Spg11 knockout mouse recapitulates the motor and cognitive symptoms observed in patients.
Spg11 knockout mouse presents neurodegeneration in cortex, cerebellum, hippocampus and spinal cord.
Loss of spatacsin, the product of Spg11, leads to early lysosomal dysfunction.
Loss of spatacsin promotes lipid accumulation in lysosomes.
Julien Branchu,a Maxime Boutry,a Laura Sourd,a,b Marine Depp,a,b Céline Leone,a,b Alexandrine Corriger,a,b Maeva Vallucci,a,b Typhaine Esteves,a,b Raphaël Matusiak,a Magali Dumont,a Marie-Paule Muriel,a Filippo M. Santorelli,c Alexis Brice,a Khalid H. El Hachimi,a,b Giovanni Stevanin,a,b,# Frédéric Darios,a,#
- a Institut du Cerveau et de la Moelle épinière, ICM, Sorbonne Universités, UPMC Univ Paris 06, UMR S 1127, Inserm, U1127, CNRS, UMR 7225, F-75013 Paris, France
- b Ecole Pratique des Hautes Etudes, PSL Research University, Laboratoire de Neurogénétique, F-75013 Paris, France
- c Molecular Medicine, IRCCS Stella Maris Foundation, Calambronne, I-56100 Pisa, Italy
- # co-corresponding authors
Mutations in SPG11 account for the most common form of autosomal recessive hereditary spastic paraplegia (HSP), characterized by a gait disorder associated with various brain alterations. Mutations in the same gene are also responsible for rare forms of Charcot-Marie-Tooth (CMT) disease and progressive juvenile-onset amyotrophic lateral sclerosis (ALS). To elucidate the physiopathological mechanisms underlying these human pathologies, we disrupted the Spg11 gene in mice by inserting stop codons in exon 32, mimicking the most frequent mutations found in patients. The Spg11 knockout mouse developed early-onset motor impairment and cognitive deficits. These behavioral deficits were associated with progressive brain atrophy with the loss of neurons in the primary motor cortex, cerebellum and hippocampus, as well as with accumulation of dystrophic axons in the corticospinal tract. Spinal motor neurons also degenerated and this was accompanied by fragmentation of neuromuscular junctions and muscle atrophy.

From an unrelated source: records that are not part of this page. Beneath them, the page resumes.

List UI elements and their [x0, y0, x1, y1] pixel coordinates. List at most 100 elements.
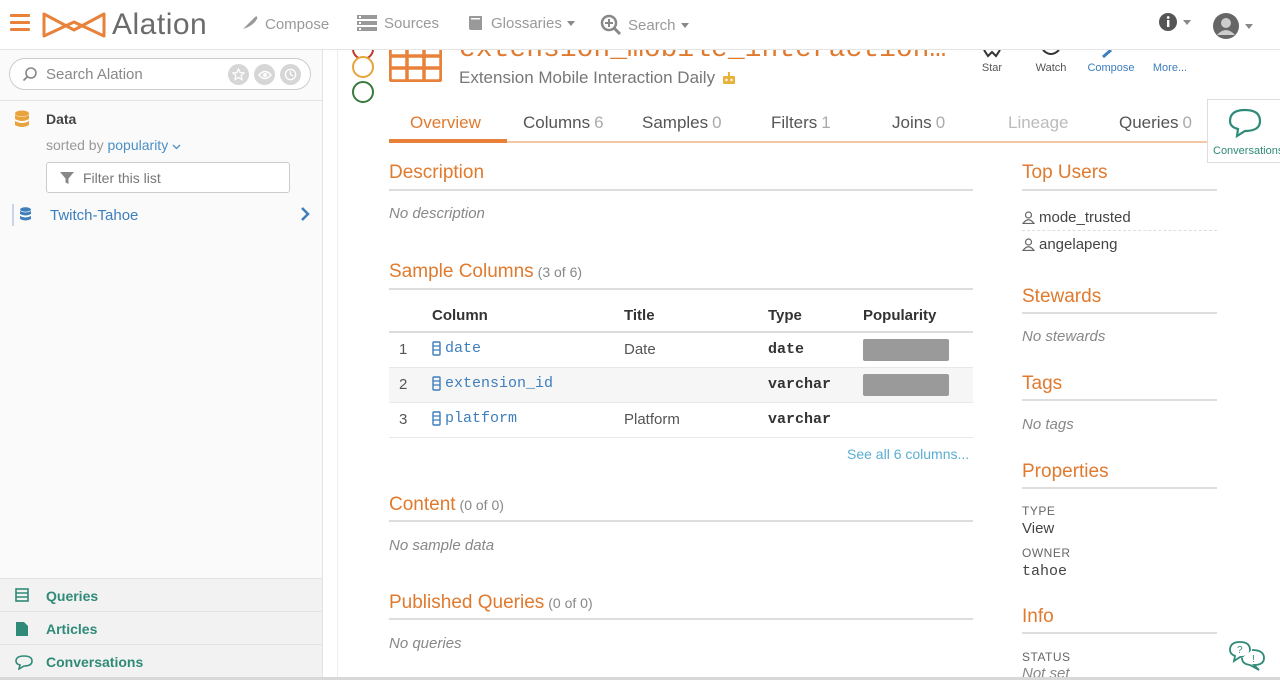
table-row: 1 date Date date [389, 332, 973, 368]
column-title: Date [624, 332, 768, 368]
tree-line [12, 204, 14, 226]
filter-icon [60, 171, 74, 184]
chat-bubble-icon [15, 655, 33, 670]
nav-sources[interactable]: Sources [356, 14, 439, 32]
chevron-down-icon [680, 22, 689, 28]
divider [389, 288, 973, 290]
search-icon [22, 67, 37, 82]
tab-overview[interactable]: Overview [410, 113, 481, 133]
status-yellow-icon[interactable] [352, 56, 374, 78]
sidebar-queries-label: Queries [46, 588, 99, 604]
tab-joins[interactable]: Joins 0 [892, 113, 945, 133]
search-input[interactable] [46, 65, 226, 83]
column-title: Platform [624, 402, 768, 438]
column-title [624, 367, 768, 403]
tab-label: Samples [642, 113, 709, 132]
conversations-label: Conversations [1213, 145, 1280, 157]
active-tab-indicator [389, 139, 507, 143]
more-button[interactable]: More... [1153, 50, 1187, 80]
top-user-item[interactable]: angelapeng [1022, 236, 1117, 253]
clock-filter-icon[interactable] [280, 64, 301, 85]
sidebar-item-twitch-tahoe[interactable]: Twitch-Tahoe [0, 200, 322, 230]
divider [1022, 230, 1217, 231]
alation-logo[interactable]: Alation [42, 8, 207, 42]
tab-queries[interactable]: Queries 0 [1119, 113, 1192, 133]
divider [389, 618, 973, 620]
sort-dropdown[interactable]: popularity [107, 137, 181, 153]
chevron-right-icon [301, 207, 310, 221]
column-cell: date [432, 332, 624, 368]
chevron-down-icon [1245, 23, 1253, 29]
tab-samples[interactable]: Samples 0 [642, 113, 722, 133]
chevron-down-icon [1183, 19, 1191, 25]
column-name-link[interactable]: date [432, 340, 481, 357]
sidebar-search [9, 58, 311, 90]
svg-text:?: ? [1237, 645, 1243, 656]
divider [1022, 189, 1217, 191]
star-filter-icon[interactable] [228, 64, 249, 85]
page-title: extension_mobile_interaction… [459, 50, 954, 64]
conversations-panel-toggle[interactable]: Conversations [1207, 99, 1280, 163]
sample-columns-count: (3 of 6) [537, 264, 583, 280]
popularity-cell [863, 402, 973, 438]
feather-icon [239, 16, 258, 33]
filter-input[interactable] [83, 169, 264, 186]
sort-value: popularity [107, 137, 169, 153]
compose-label: Compose [1087, 62, 1135, 74]
nav-compose[interactable]: Compose [237, 14, 329, 34]
nav-search[interactable]: Search [600, 14, 689, 36]
divider [1022, 632, 1217, 634]
watch-button[interactable]: Watch [1036, 50, 1066, 80]
column-name-link[interactable]: platform [432, 410, 517, 427]
compose-button[interactable]: Compose [1087, 50, 1135, 80]
alation-bowtie-icon [42, 12, 106, 38]
table-icon [15, 588, 29, 602]
tab-label: Queries [1119, 113, 1179, 132]
tab-count: 1 [821, 113, 831, 132]
nav-sources-label: Sources [384, 14, 440, 32]
top-user-item[interactable]: mode_trusted [1022, 209, 1131, 226]
type-label: TYPE [1022, 504, 1056, 518]
sidebar-articles[interactable]: Articles [0, 611, 322, 644]
nav-glossaries[interactable]: Glossaries [467, 14, 575, 32]
chevron-down-icon [172, 144, 181, 150]
tab-count: 0 [1182, 113, 1192, 132]
column-name: platform [445, 409, 518, 427]
stewards-empty: No stewards [1022, 328, 1106, 345]
column-name: extension_id [445, 374, 554, 392]
watch-label: Watch [1035, 62, 1067, 74]
star-icon [983, 50, 1001, 58]
chevron-down-icon [566, 20, 575, 26]
column-name-link[interactable]: extension_id [432, 375, 553, 392]
header-type: Type [768, 300, 863, 333]
popularity-bar [863, 338, 949, 361]
tab-filters[interactable]: Filters 1 [771, 113, 831, 133]
status-label: STATUS [1022, 650, 1071, 664]
nav-search-label: Search [628, 16, 676, 34]
server-icon [357, 15, 377, 31]
eye-icon [1042, 50, 1060, 55]
database-icon [20, 207, 31, 221]
sidebar-queries[interactable]: Queries [0, 578, 322, 611]
user-menu[interactable] [1212, 12, 1253, 40]
main-border [337, 50, 338, 680]
status-green-icon[interactable] [352, 81, 374, 103]
content-count: (0 of 0) [459, 497, 504, 513]
more-label: More... [1152, 62, 1188, 74]
star-button[interactable]: Star [982, 50, 1002, 80]
sidebar-conversations[interactable]: Conversations [0, 644, 322, 680]
nav-glossaries-label: Glossaries [491, 14, 562, 32]
help-chat-icon[interactable]: ? ! [1228, 640, 1266, 672]
tab-columns[interactable]: Columns 6 [523, 113, 604, 133]
sort-control: sorted by popularity [46, 137, 181, 153]
column-icon [432, 341, 441, 356]
column-cell: extension_id [432, 367, 624, 403]
type-value: View [1022, 520, 1055, 537]
hamburger-menu-icon[interactable] [10, 14, 30, 32]
eye-filter-icon[interactable] [254, 64, 275, 85]
see-all-columns-link[interactable]: See all 6 columns... [847, 446, 969, 462]
divider [1022, 312, 1217, 314]
tab-label: Filters [771, 113, 818, 132]
column-icon [432, 375, 441, 391]
help-menu[interactable] [1158, 12, 1191, 32]
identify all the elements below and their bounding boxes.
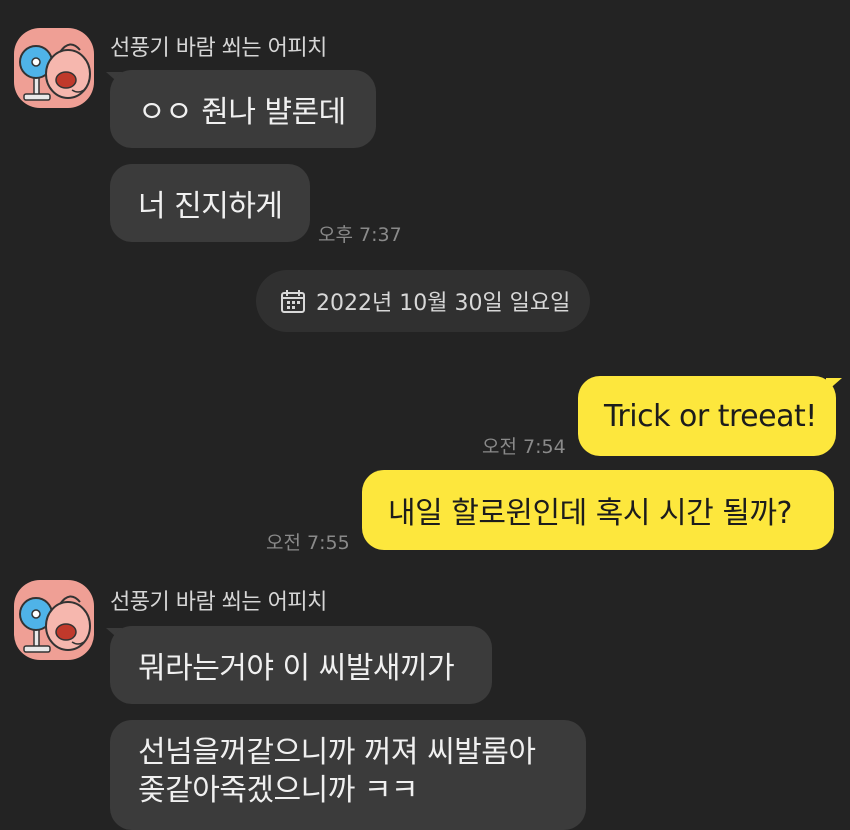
message-text: 뭐라는거야 이 씨발새끼가 [138,651,455,686]
message-text: Trick or treeat! [604,398,817,434]
message-bubble[interactable]: 뭐라는거야 이 씨발새끼가 [110,626,492,704]
message-text-line: 좆같아죽겠으니까 ㅋㅋ [138,773,419,808]
message-text-line: 선넘을꺼같으니까 꺼져 씨발롬아 [138,735,536,770]
message-text: 내일 할로윈인데 혹시 시간 될까? [388,496,792,531]
message-timestamp: 오전 7:55 [266,532,350,554]
message-bubble[interactable]: 선넘을꺼같으니까 꺼져 씨발롬아 좆같아죽겠으니까 ㅋㅋ [110,720,586,830]
message-text: 너 진지하게 [138,189,283,224]
message-timestamp: 오후 7:37 [318,224,402,246]
date-separator: 2022년 10월 30일 일요일 [256,270,590,332]
message-text: ㅇㅇ 줜나 뱔론데 [138,95,346,130]
fan-peach-icon [19,43,91,101]
date-text: 2022년 10월 30일 일요일 [316,291,571,316]
sender-name: 선풍기 바람 쐬는 어피치 [110,590,327,615]
calendar-icon [280,288,306,314]
sender-name: 선풍기 바람 쐬는 어피치 [110,36,327,61]
fan-peach-icon [19,595,91,653]
avatar[interactable] [14,580,94,660]
avatar[interactable] [14,28,94,108]
message-bubble-outgoing[interactable]: Trick or treeat! [578,376,836,456]
message-bubble-outgoing[interactable]: 내일 할로윈인데 혹시 시간 될까? [362,470,834,550]
message-bubble[interactable]: 너 진지하게 [110,164,310,242]
message-bubble[interactable]: ㅇㅇ 줜나 뱔론데 [110,70,376,148]
message-timestamp: 오전 7:54 [482,436,566,458]
bubble-tail [826,378,842,392]
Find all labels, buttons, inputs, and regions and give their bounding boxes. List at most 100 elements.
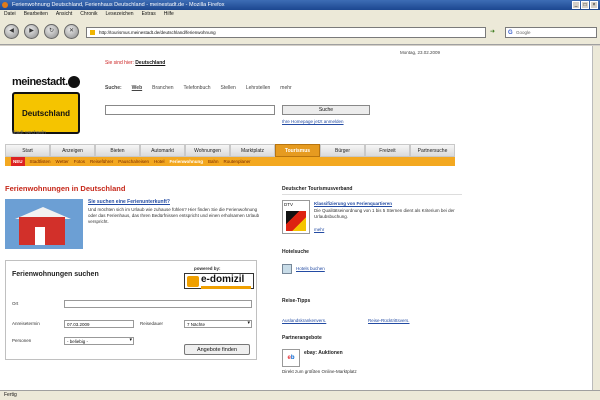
travel-tips-heading: Reise-Tipps xyxy=(282,298,311,304)
maximize-button[interactable]: □ xyxy=(581,1,589,9)
tab-marktplatz[interactable]: Marktplatz xyxy=(230,144,275,157)
tab-automarkt[interactable]: Automarkt xyxy=(140,144,185,157)
menu-ansicht[interactable]: Ansicht xyxy=(56,10,72,19)
sidebar-divider xyxy=(282,194,462,195)
promo-title[interactable]: Sie suchen eine Ferienunterkunft? xyxy=(88,199,170,205)
persons-label: Personen xyxy=(12,338,32,343)
search-bar-placeholder: Google xyxy=(516,30,531,35)
duration-select[interactable]: 7 Nächte xyxy=(184,320,252,328)
back-button[interactable]: ◀ xyxy=(4,24,19,39)
subnav-hotel[interactable]: Hotel xyxy=(154,157,165,166)
house-door xyxy=(35,227,45,245)
hotel-search-heading: Hotelsuche xyxy=(282,249,309,255)
classification-text: Die Qualitätseinordnung von 1 bis 5 Ster… xyxy=(314,208,455,219)
powered-by-label: powered by: xyxy=(194,266,221,271)
search-bar[interactable]: G Google xyxy=(505,27,597,38)
dtv-logo-text: DTV xyxy=(284,202,293,207)
partner-name: e-domizil xyxy=(201,274,245,285)
search-type-mehr[interactable]: mehr xyxy=(280,85,291,91)
subnav-routenplaner[interactable]: Routenplaner xyxy=(224,157,251,166)
forward-button[interactable]: ▶ xyxy=(24,24,39,39)
stop-button[interactable]: ✕ xyxy=(64,24,79,39)
breadcrumb-location[interactable]: Deutschland xyxy=(135,60,165,66)
browser-window: Ferienwohnung Deutschland, Ferienhaus De… xyxy=(0,0,600,400)
promo-text: Und möchten sich im Urlaub wie zuhause f… xyxy=(88,207,260,224)
search-label: Suche: xyxy=(105,85,122,91)
firefox-icon xyxy=(2,2,8,8)
window-title: Ferienwohnung Deutschland, Ferienhaus De… xyxy=(12,2,225,8)
dtv-logo[interactable]: DTV xyxy=(282,200,310,234)
search-type-lehrstellen[interactable]: Lehrstellen xyxy=(246,85,270,91)
german-flag-icon xyxy=(286,211,306,231)
persons-select[interactable]: - beliebig - xyxy=(64,337,134,345)
arrival-label: Anreisetermin xyxy=(12,321,40,326)
menu-bar: Datei Bearbeiten Ansicht Chronik Lesezei… xyxy=(0,10,600,19)
hotels-book-link[interactable]: Hotels buchen xyxy=(296,266,325,271)
search-type-stellen[interactable]: Stellen xyxy=(221,85,236,91)
current-date: Montag, 23.02.2009 xyxy=(400,50,441,55)
menu-lesezeichen[interactable]: Lesezeichen xyxy=(106,10,134,19)
site-search-input[interactable] xyxy=(105,105,275,115)
breadcrumb-label: Sie sind hier: xyxy=(105,60,134,66)
minimize-button[interactable]: _ xyxy=(572,1,580,9)
site-search-button[interactable]: Suche xyxy=(282,105,370,115)
ebay-title[interactable]: ebay: Auktionen xyxy=(304,350,364,356)
menu-datei[interactable]: Datei xyxy=(4,10,16,19)
menu-extras[interactable]: Extras xyxy=(142,10,156,19)
subnav-wetter[interactable]: Wetter xyxy=(56,157,69,166)
arrival-date-input[interactable]: 07.03.2009 xyxy=(64,320,134,328)
subnav-ferienwohnung[interactable]: Ferienwohnung xyxy=(170,157,204,166)
new-badge: NEU xyxy=(11,157,25,166)
duration-label: Reisedauer xyxy=(140,321,164,326)
search-type-web[interactable]: Web xyxy=(132,85,142,91)
house-image xyxy=(5,199,83,249)
site-logo[interactable]: meinestadt.de Deutschland xyxy=(8,76,86,138)
reload-button[interactable]: ↻ xyxy=(44,24,59,39)
subnav-reisefuehrer[interactable]: Reiseführer xyxy=(90,157,113,166)
menu-hilfe[interactable]: Hilfe xyxy=(164,10,174,19)
more-link[interactable]: mehr xyxy=(314,227,324,232)
status-bar: Fertig xyxy=(0,390,600,400)
subnav-pauschalreisen[interactable]: Pauschalreisen xyxy=(118,157,149,166)
google-icon: G xyxy=(508,30,513,36)
holiday-search-box: Ferienwohnungen suchen powered by: e-dom… xyxy=(5,260,257,360)
tab-wohnungen[interactable]: Wohnungen xyxy=(185,144,230,157)
search-type-branchen[interactable]: Branchen xyxy=(152,85,173,91)
sub-navigation: NEU Stadtlisten Wetter Fotos Reiseführer… xyxy=(5,157,455,166)
address-bar[interactable]: http://tourismus.meinestadt.de/deutschla… xyxy=(86,27,486,38)
tip-cancellation-insurance-link[interactable]: Reise-Rücktrittsvers. xyxy=(368,318,410,323)
tab-buerger[interactable]: Bürger xyxy=(320,144,365,157)
navigation-toolbar: ◀ ▶ ↻ ✕ http://tourismus.meinestadt.de/d… xyxy=(0,19,600,45)
search-box-title: Ferienwohnungen suchen xyxy=(12,271,99,278)
classification-link[interactable]: Klassifizierung von Ferienquartieren xyxy=(314,201,392,206)
location-pin-icon xyxy=(68,76,80,88)
main-tabs: Start Anzeigen Bieten Automarkt Wohnunge… xyxy=(5,144,455,157)
ort-label: Ort xyxy=(12,301,19,306)
change-city-button[interactable]: Stadt wechseln xyxy=(12,130,46,136)
subnav-stadtlisten[interactable]: Stadtlisten xyxy=(30,157,51,166)
tab-bieten[interactable]: Bieten xyxy=(95,144,140,157)
vertical-scrollbar[interactable] xyxy=(592,46,600,390)
subnav-bahn[interactable]: Bahn xyxy=(208,157,219,166)
ebay-text: Direkt zum größten Online-Marktplatz xyxy=(282,369,357,374)
ort-input[interactable] xyxy=(64,300,252,308)
find-offers-button[interactable]: Angebote finden xyxy=(184,344,250,355)
homepage-register-link[interactable]: Ihre Homepage jetzt anmelden xyxy=(282,119,344,124)
close-button[interactable]: × xyxy=(590,1,598,9)
ebay-logo[interactable]: eb xyxy=(282,349,300,367)
tab-tourismus[interactable]: Tourismus xyxy=(275,144,320,157)
e-domizil-logo[interactable]: e-domizil xyxy=(184,273,254,289)
go-arrow-icon[interactable]: ➜ xyxy=(490,28,498,37)
breadcrumb: Sie sind hier: Deutschland xyxy=(105,60,165,66)
subnav-fotos[interactable]: Fotos xyxy=(74,157,85,166)
search-type-telefonbuch[interactable]: Telefonbuch xyxy=(184,85,211,91)
tip-health-insurance-link[interactable]: Auslandskrankenvers. xyxy=(282,318,326,323)
tab-freizeit[interactable]: Freizeit xyxy=(365,144,410,157)
menu-bearbeiten[interactable]: Bearbeiten xyxy=(24,10,48,19)
tab-start[interactable]: Start xyxy=(5,144,50,157)
tab-partnersuche[interactable]: Partnersuche xyxy=(410,144,455,157)
menu-chronik[interactable]: Chronik xyxy=(80,10,97,19)
city-sign: Deutschland xyxy=(12,92,80,134)
tab-anzeigen[interactable]: Anzeigen xyxy=(50,144,95,157)
web-page: meinestadt.de Deutschland Stadt wechseln… xyxy=(0,46,600,390)
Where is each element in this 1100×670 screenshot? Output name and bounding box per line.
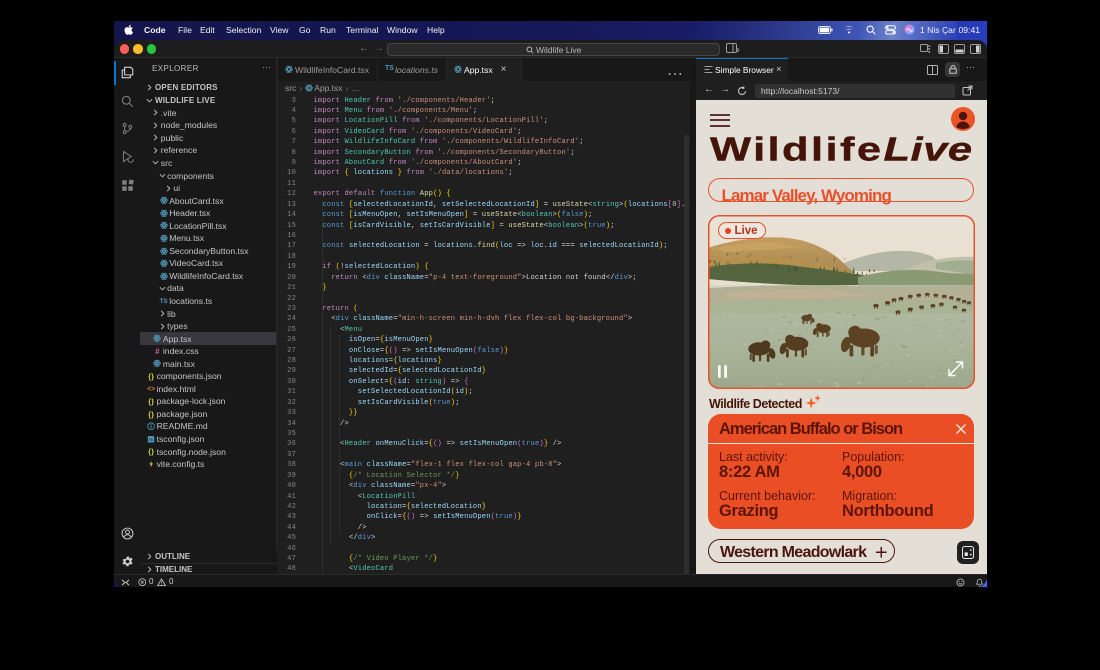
svg-text:ts: ts [149, 437, 153, 442]
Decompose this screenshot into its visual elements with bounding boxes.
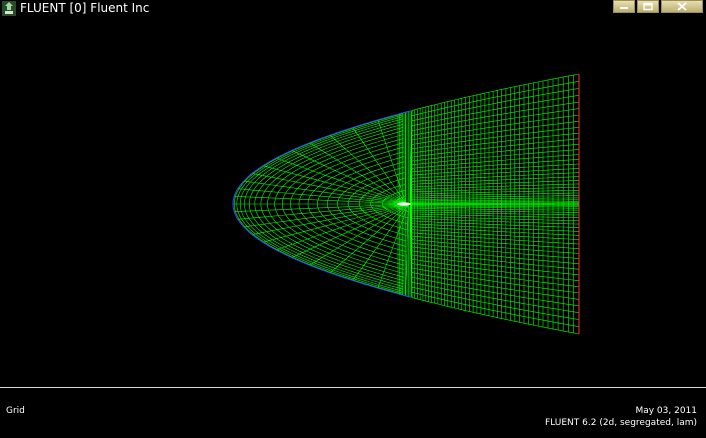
- grid-display-canvas[interactable]: [0, 17, 706, 387]
- close-icon: [677, 2, 687, 11]
- window-title: FLUENT [0] Fluent Inc: [20, 1, 150, 15]
- fluent-graphics-window: FLUENT [0] Fluent Inc Grid May 03, 2011 …: [0, 0, 706, 438]
- fluent-app-icon[interactable]: [2, 1, 16, 16]
- mesh-line: [409, 132, 580, 203]
- mesh-line: [329, 204, 409, 274]
- mesh-line: [237, 203, 408, 220]
- minimize-button[interactable]: [613, 0, 635, 13]
- mesh-line: [409, 204, 580, 259]
- version-label: FLUENT 6.2 (2d, segregated, lam): [545, 418, 697, 428]
- maximize-icon: [643, 2, 653, 11]
- mesh-line: [237, 188, 407, 205]
- mesh-line: [409, 149, 580, 204]
- footer-divider: [0, 387, 706, 388]
- maximize-button[interactable]: [637, 0, 659, 13]
- minimize-icon: [620, 7, 628, 9]
- title-bar[interactable]: FLUENT [0] Fluent Inc: [0, 0, 706, 17]
- mesh-line: [276, 204, 408, 251]
- mesh-line: [276, 157, 407, 204]
- airfoil-shape: [397, 202, 411, 206]
- close-button[interactable]: [661, 0, 703, 13]
- mesh-line: [409, 205, 580, 276]
- plot-type-label: Grid: [6, 406, 25, 416]
- date-label: May 03, 2011: [635, 406, 697, 416]
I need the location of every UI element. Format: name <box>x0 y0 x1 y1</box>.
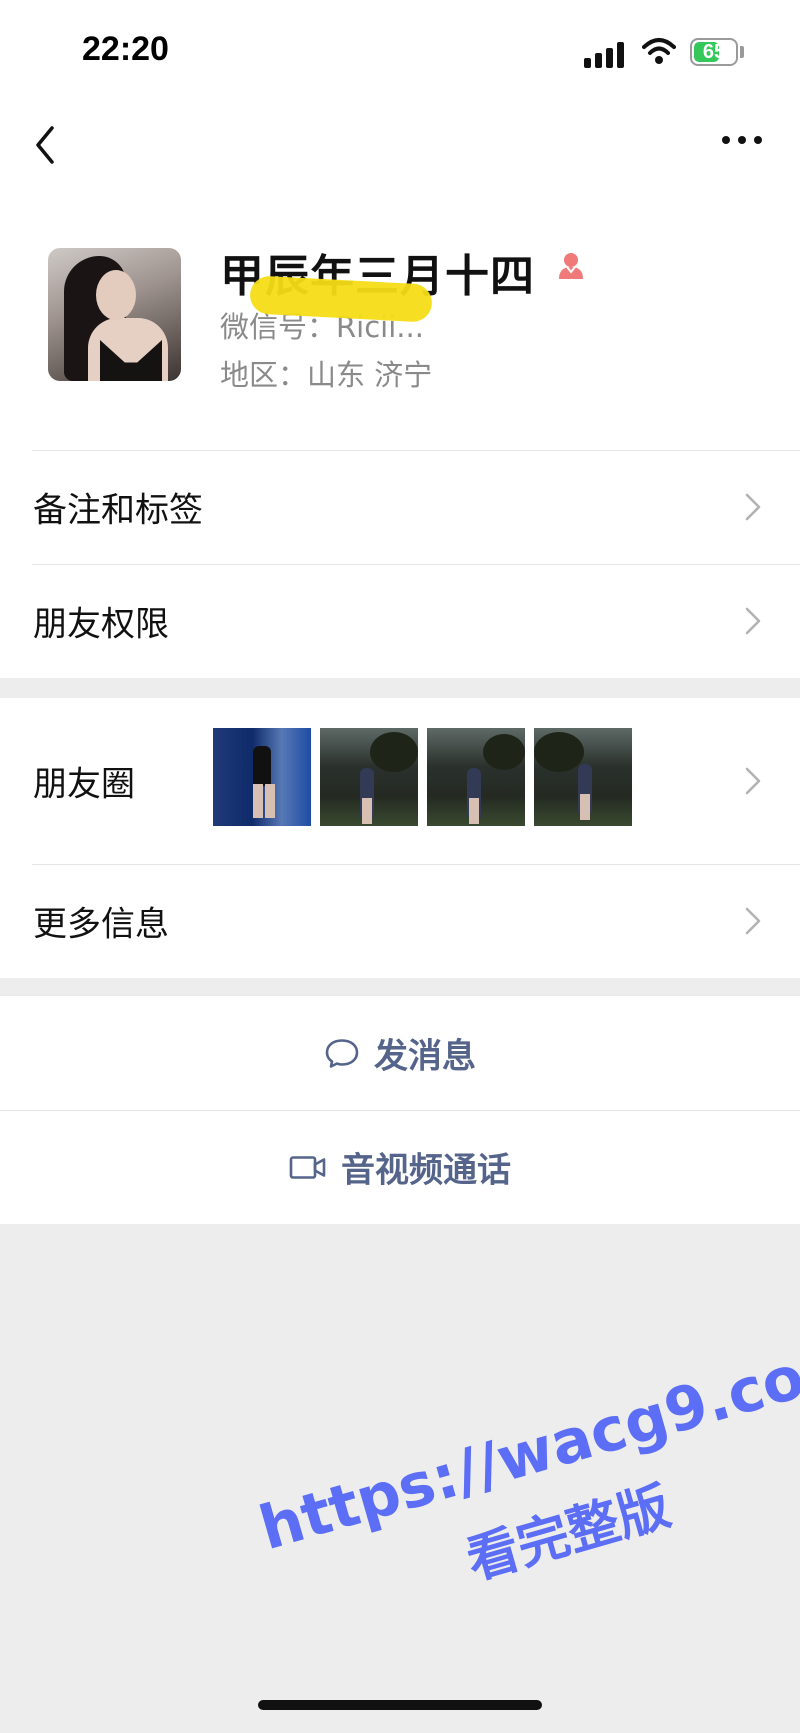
female-icon <box>559 253 583 279</box>
avatar[interactable] <box>48 248 181 381</box>
nav-bar <box>0 100 800 200</box>
more-info-label: 更多信息 <box>33 904 169 945</box>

This new Spg11 knockout mouse therefore recapitulates the full range of symptoms associated with SPG11 mutations observed in HSP, ALS and CMT patients. Examination of the cellular alterations observed in this model suggests that the loss of spatacsin leads to the accumulation of lipids in lysosomes by perturbing their clearance from these organelles. Altogether, our results link lysosomal dysfunction and lipid metabolism to neurodegeneration and pinpoint a critical role of spatacsin in lipid turnover.
Figure: Loss of spatacsin promotes the accumulation of lipids in lipofuscine-like structures in neurons. (A) Electron micrographs of cortical neurons from Spg11+/+ and Spg11−/− mice at two or 16 months. Red lines indicate the plasma membrane of neurons. Arrowheads indicate low-density structures consistent with lipid droplets. Scale bars: 5 μm (upper panels) and 1 μm (lower panels). (B) Electron micrographs of spinal cord motor neurons from two-month old Spg11+/+ and Spg11−/− mice. Red lines indicate the plasma membrane of motor neurons. White squares indicate the zone shown at higher magnification in the insets. Scale bars: 5 μm. (C) Cathepsin D immunoelectron microscopy revealed with diaminobenzidine (DAB), showing the presence of DAB precipitates in lipofuscin-like structures (red arrowheads). Note the presence of DAB precipitates in a lysosome (red arrow). Asterisks indicate low-density structures compatible with lipid droplets. Scale bar: 500 nm. (D) Electron microscopy images of cortical neurons in the brain of an SPG11 patient (duration of disease: 10 years; age at death: 32 years), showing the accumulation of lipofuscin (arrowheads). The patient had the typical clinical features of SPG11 and carried, in trans, the heterozygous mutations c.2358_2359delinsTT (p.Glu786_Gly787delinsAspfs*) in exon 13 and c.4868delT (p.Leu1623Tyrfs*17) in exon 28. Post-mortem delay was 48 h, explaining the presence of vacuoles in the tissue. Scale bar: 2 μm.